My Room

Lucky Garvin
Lucky Garvin

Although many years have past, Stephentown, the wee hamlet in New York State where I spent my teenage, growing up years, maintains an abiding grasp on my memory. Strange the reflections, the echoes which remain…

From the headlands and coves of my adolescence comes this remembrance – my room.

There came a time in my life when, being the oldest of three sons, I was awarded my own bedroom. It was the original ‘Man Cave.’

One of its features I best recall were all the pictures – torn out pages from sports magazines of various athletes accomplishing feats I could only dream about: sprinters, football, track and field, and the like.
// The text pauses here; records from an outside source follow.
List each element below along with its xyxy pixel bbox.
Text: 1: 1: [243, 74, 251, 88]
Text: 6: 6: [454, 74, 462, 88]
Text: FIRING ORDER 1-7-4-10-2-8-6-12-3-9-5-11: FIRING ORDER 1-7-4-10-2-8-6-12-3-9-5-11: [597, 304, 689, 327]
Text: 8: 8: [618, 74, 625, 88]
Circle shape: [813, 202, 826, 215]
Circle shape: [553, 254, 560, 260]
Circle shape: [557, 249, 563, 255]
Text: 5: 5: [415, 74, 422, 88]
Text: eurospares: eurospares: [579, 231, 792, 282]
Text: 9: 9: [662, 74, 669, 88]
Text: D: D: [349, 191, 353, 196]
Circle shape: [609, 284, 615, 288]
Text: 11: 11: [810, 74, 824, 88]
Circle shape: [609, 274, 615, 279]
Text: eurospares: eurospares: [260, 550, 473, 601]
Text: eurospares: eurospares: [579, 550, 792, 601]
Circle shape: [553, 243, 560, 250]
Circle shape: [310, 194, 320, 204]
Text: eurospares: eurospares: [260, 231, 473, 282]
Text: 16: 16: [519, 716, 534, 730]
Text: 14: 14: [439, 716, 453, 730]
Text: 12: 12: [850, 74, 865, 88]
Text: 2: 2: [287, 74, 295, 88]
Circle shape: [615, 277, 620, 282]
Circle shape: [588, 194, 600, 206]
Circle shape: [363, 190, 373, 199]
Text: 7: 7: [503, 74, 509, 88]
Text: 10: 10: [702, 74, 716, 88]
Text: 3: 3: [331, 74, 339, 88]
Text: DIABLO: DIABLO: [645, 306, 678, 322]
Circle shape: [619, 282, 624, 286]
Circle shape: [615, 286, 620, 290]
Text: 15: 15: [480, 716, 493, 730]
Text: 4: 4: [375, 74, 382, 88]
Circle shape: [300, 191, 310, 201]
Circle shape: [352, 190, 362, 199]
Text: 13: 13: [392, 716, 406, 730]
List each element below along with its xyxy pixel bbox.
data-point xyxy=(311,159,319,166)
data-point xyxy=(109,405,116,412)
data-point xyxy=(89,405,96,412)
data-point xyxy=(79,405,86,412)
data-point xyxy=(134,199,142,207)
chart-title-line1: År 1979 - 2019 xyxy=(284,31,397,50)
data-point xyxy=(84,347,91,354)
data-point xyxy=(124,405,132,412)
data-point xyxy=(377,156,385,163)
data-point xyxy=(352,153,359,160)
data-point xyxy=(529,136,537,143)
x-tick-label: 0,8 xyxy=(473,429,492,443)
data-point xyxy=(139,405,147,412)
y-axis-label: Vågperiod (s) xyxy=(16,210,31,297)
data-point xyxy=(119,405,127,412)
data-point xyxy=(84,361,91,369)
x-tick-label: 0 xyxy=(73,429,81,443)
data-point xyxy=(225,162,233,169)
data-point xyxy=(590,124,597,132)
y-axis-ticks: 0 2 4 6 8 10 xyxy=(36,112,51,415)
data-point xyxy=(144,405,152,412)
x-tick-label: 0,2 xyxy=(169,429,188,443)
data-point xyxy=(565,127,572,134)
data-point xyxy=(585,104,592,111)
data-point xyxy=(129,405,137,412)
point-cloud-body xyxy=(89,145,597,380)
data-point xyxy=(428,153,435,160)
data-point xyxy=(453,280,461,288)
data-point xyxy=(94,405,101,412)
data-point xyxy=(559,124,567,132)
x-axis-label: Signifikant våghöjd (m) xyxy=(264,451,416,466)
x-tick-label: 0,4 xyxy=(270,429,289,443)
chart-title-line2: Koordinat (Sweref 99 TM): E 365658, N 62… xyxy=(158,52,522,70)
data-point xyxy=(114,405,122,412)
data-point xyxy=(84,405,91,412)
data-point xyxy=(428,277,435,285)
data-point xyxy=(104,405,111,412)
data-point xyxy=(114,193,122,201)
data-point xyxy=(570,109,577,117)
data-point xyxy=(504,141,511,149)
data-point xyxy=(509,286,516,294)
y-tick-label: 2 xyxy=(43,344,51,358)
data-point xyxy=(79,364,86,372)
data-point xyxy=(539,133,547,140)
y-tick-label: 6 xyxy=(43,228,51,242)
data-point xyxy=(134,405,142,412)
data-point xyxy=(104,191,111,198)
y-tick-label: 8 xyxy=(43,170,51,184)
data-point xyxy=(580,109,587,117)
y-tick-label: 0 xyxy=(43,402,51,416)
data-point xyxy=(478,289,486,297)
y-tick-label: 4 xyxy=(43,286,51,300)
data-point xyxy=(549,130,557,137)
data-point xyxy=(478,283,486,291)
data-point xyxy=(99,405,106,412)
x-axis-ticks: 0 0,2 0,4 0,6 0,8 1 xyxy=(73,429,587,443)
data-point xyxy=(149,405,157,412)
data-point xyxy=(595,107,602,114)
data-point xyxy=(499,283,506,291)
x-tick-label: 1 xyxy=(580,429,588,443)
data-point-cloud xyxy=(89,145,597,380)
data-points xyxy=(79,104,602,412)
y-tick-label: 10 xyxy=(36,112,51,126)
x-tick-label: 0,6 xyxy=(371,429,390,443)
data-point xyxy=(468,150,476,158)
It should be noted I had no pictures of Erasmus or other scholars with their faces set to a resolved dedication to solving quadratic equations or calculating the value of pi.

In those years, I guess I felt a pole-vaulter scaling a bar set at sixteen-plus feet, or some muscular fellow hoisting four hundred pounds over his head to be far more engrossing than a scholar lost in thought. My values have changed quite a bit since then; but then most early-held values do.

These pages were stapled to the wallpaper and strange to say, Dad didn’t mind. Now there was to be no taping used in the hanging of these feats of athletic prowess; the damage to the wallpaper when said pictures were finally removed being obvious. But he didn’t mind staples since, once removed, no trace was left behind, much like a tiny wound sustained years ago, the scar of which is now invisible.

The urge for increased physical strength flourished within me – to be possessed of a stockyard strength, full of riot and vigor. The mounted wall images afforded testament to this urging. Although I cut, hauled, split and stacked more firewood than was seemly. I would have had to join a gym to get some rest – assuming for a moment there had been a gym in Stephentown – or if there had been, that anyone hauling in hay in the hot sun all day, or rising at four A.M. for milking would see the need of it. Nevertheless, all the harvesting of firewood did nothing to quell this fire inside which consumed me.

So, why was I so riveted with the idea of becoming stronger? Perhaps it was hormones, the desire to impress my Dad, a need to feel less vulnerable which compelled me; perhaps a mixture of all three.

Lacking barbells or dumb bells, I found an old bowling ball with which I adapted a series of strength inducing exercises, said exertions dutifully written down and checked off at the end of my ‘workout.’

As a part of the drama club at our high school, imagine my delight in finding a pile [125 #] of barbell weights under the stage one day as I went prowling about looking for props for an upcoming play.

Believe it or not, every Friday, in addition to my school books and volumes obtained from our school library, I drug [dragged? Whatever…] those 125 # worth of plates home. Every Monday, I hauled them back. Dad helped me fashion a bar and collars so I could work on being a strong man at home after my chores were done.

Feeling this was not sufficient to enable my dreams, I built a small, make-shift gym in the upper story of a little hay barn nearby our home. It was a disgrace: a bar for chin-ups, raised blocks for push-ups and the like. It was quickly abandoned.

After forty five years of exercise and strengthening routines, I’m glad to be shed of that phase of my life. Oh well, all of life is cycles; and this was just one of mine. I’ve come full cycle. Starting off not that strong, becoming strong, only to have the years take it away from me, I have arrived, it seems, where I began.

Glad? Yes. My aches and pains from aging and all those workouts abide with me yet. And besides, all that exercise was getting quite boring.